I looked at it when we were replacing my Mazda Protege because we were expecting a second child. Since we ended up with twins, I'm really happy we went with an actual minivan. For one, I don't think I could have gotten a double stroller in the Mazda5 anywhere. I babywear extensively, but with three under 3 (two of whom won't be walking very far for over a year) I really need a double stroller sometimes.

Also, DP's family lives far away and regularly flies out to visit. Some of them are not able to drive or rent a car, so we have to pick them up at the airport and drive them around....

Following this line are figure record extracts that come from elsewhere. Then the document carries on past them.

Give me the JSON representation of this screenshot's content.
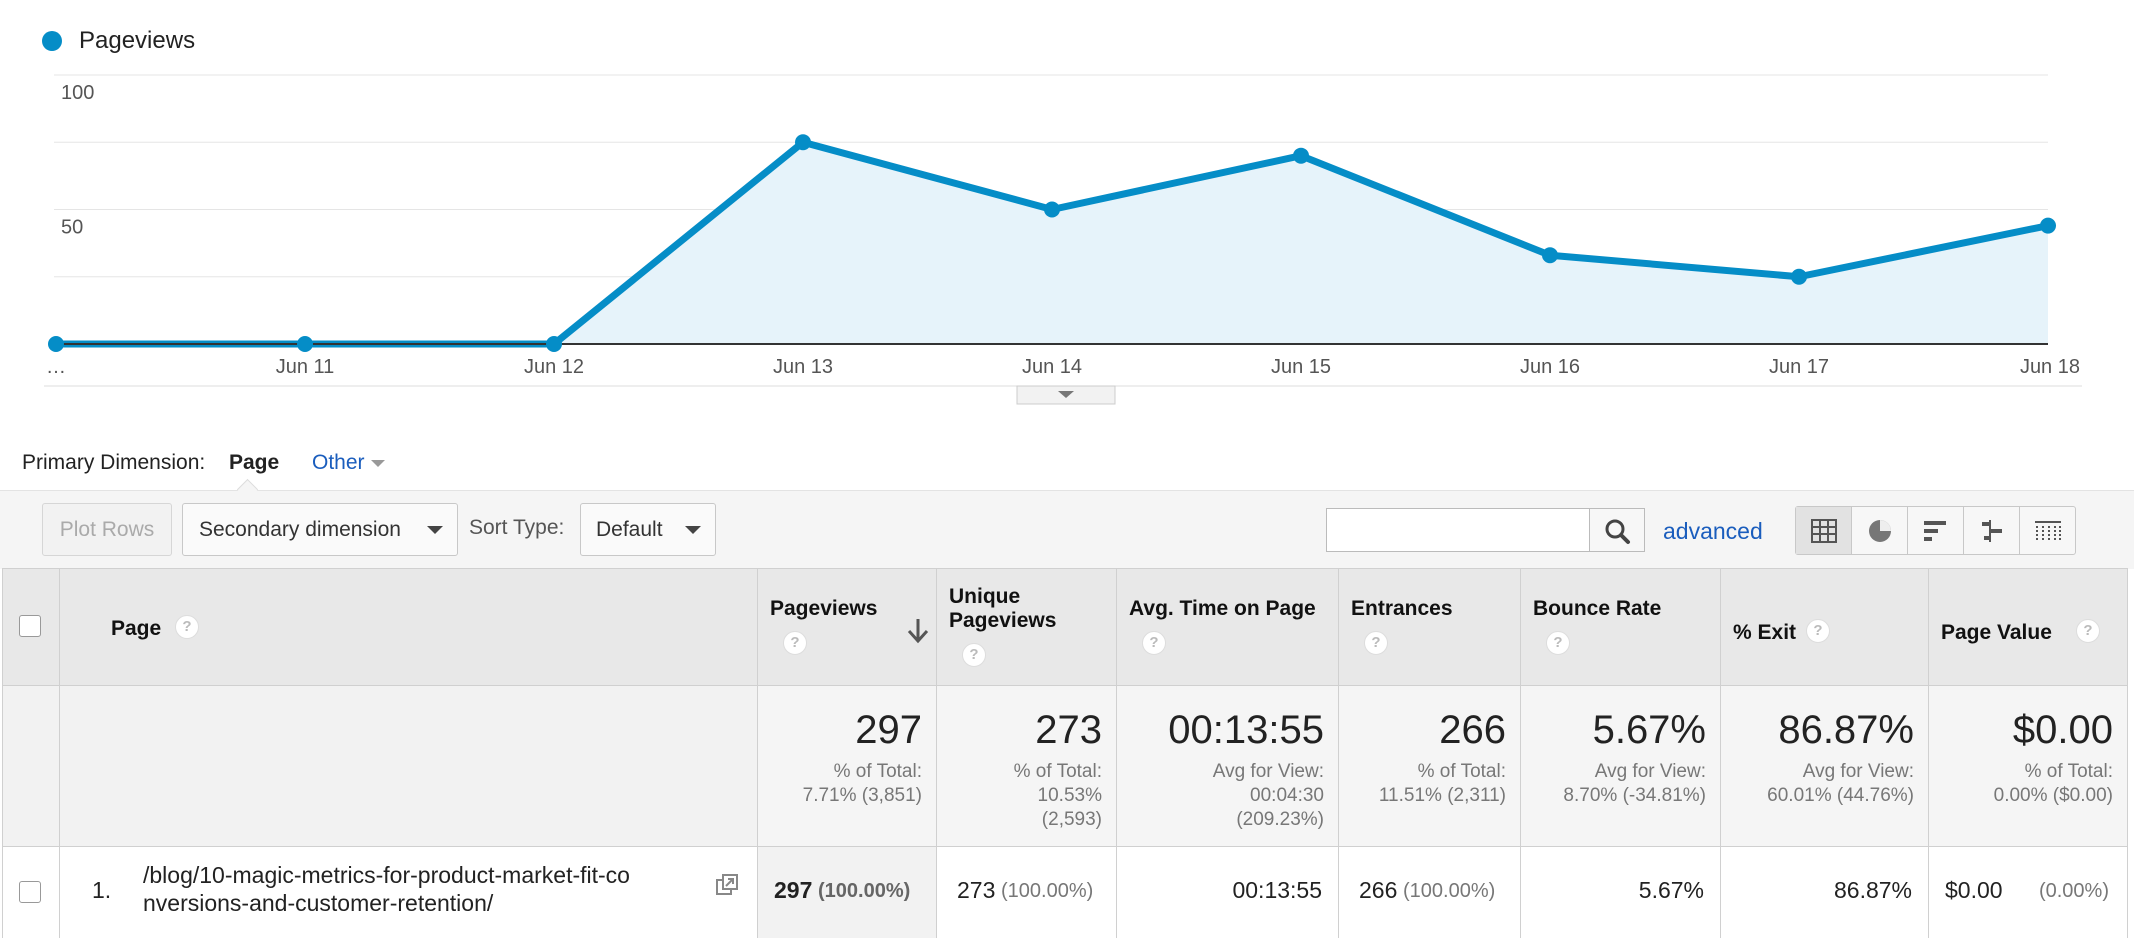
{
  "chart": {
    "legend_label": "Pageviews",
    "series_color": "#058dc7"
  },
  "chart_data": {
    "type": "area",
    "title": "",
    "x": [
      "…",
      "Jun 11",
      "Jun 12",
      "Jun 13",
      "Jun 14",
      "Jun 15",
      "Jun 16",
      "Jun 17",
      "Jun 18"
    ],
    "series": [
      {
        "name": "Pageviews",
        "values": [
          0,
          0,
          0,
          75,
          50,
          70,
          33,
          25,
          44
        ]
      }
    ],
    "y_ticks": [
      "100",
      "50"
    ],
    "ylim": [
      0,
      100
    ],
    "grid": true
  },
  "dimension": {
    "label": "Primary Dimension:",
    "active": "Page",
    "other": "Other"
  },
  "toolbar": {
    "plot_rows": "Plot Rows",
    "secondary_dimension": "Secondary dimension",
    "sort_type_label": "Sort Type:",
    "sort_type_value": "Default",
    "search_value": "",
    "advanced": "advanced",
    "views": [
      "table-view-icon",
      "pie-view-icon",
      "bar-view-icon",
      "comparison-view-icon",
      "pivot-view-icon"
    ]
  },
  "table": {
    "headers": {
      "page": "Page",
      "pageviews": "Pageviews",
      "unique_l1": "Unique",
      "unique_l2": "Pageviews",
      "avg_time": "Avg. Time on Page",
      "entrances": "Entrances",
      "bounce_rate": "Bounce Rate",
      "exit": "% Exit",
      "page_value": "Page Value"
    },
    "totals": {
      "pageviews": {
        "value": "297",
        "sub1": "% of Total:",
        "sub2": "7.71% (3,851)"
      },
      "unique": {
        "value": "273",
        "sub1": "% of Total:",
        "sub2": "10.53%",
        "sub3": "(2,593)"
      },
      "avg_time": {
        "value": "00:13:55",
        "sub1": "Avg for View:",
        "sub2": "00:04:30",
        "sub3": "(209.23%)"
      },
      "entrances": {
        "value": "266",
        "sub1": "% of Total:",
        "sub2": "11.51% (2,311)"
      },
      "bounce_rate": {
        "value": "5.67%",
        "sub1": "Avg for View:",
        "sub2": "8.70% (-34.81%)"
      },
      "exit": {
        "value": "86.87%",
        "sub1": "Avg for View:",
        "sub2": "60.01% (44.76%)"
      },
      "page_value": {
        "value": "$0.00",
        "sub1": "% of Total:",
        "sub2": "0.00% ($0.00)"
      }
    },
    "rows": [
      {
        "index": "1.",
        "page_l1": "/blog/10-magic-metrics-for-product-market-fit-co",
        "page_l2": "nversions-and-customer-retention/",
        "pageviews": "297",
        "pageviews_pct": "(100.00%)",
        "unique": "273",
        "unique_pct": "(100.00%)",
        "avg_time": "00:13:55",
        "entrances": "266",
        "entrances_pct": "(100.00%)",
        "bounce_rate": "5.67%",
        "exit": "86.87%",
        "page_value": "$0.00",
        "page_value_pct": "(0.00%)"
      }
    ]
  }
}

We are generally minimalist packers and I was anti-minivan so at first I thought it would be a great vehicle for us, but with 3 RF children plus regular visitors, plus even the very basic level of stuff to deal with twin infants, I'm finding a minivan very valuable. I'm shocked at how much more stuff I need to haul to deal with two infants and a toddler at the same time. Plus an adult has to ride in the back with the twins full-time because they are preemies and we're not 100% confident in their breathing yet.

I think we could have gotten away with one if we used a car-top carrier full-time, but that would put the fuel efficeincy at about the same as a mini-van, with less capacity.


----------



## Drummer's Wife (Jun 5, 2005)

I really, really want a Mazda 5 (we used to have an MPV we loved, as well as a protege). Anyhow, we have 6 people in our family but the size doesn't really concern me b/c it would only be driven by me to go to school/run errands and need to fit one carseat for my youngest when I drop him off/pick up from school. We all fit comfortable in our other vehicle, a 7-passenger Pathfinder which is what we would take out on evenings and weekends.

Probably not very helpful, but I think it's fine for 3-4 people and even doable for 6 if need be. For a trip? It wouldn't work for us without something attached for luggage, but we tend to need a whole lot of stuff when we travel.


----------



## MoonStarFalling (Nov 4, 2004)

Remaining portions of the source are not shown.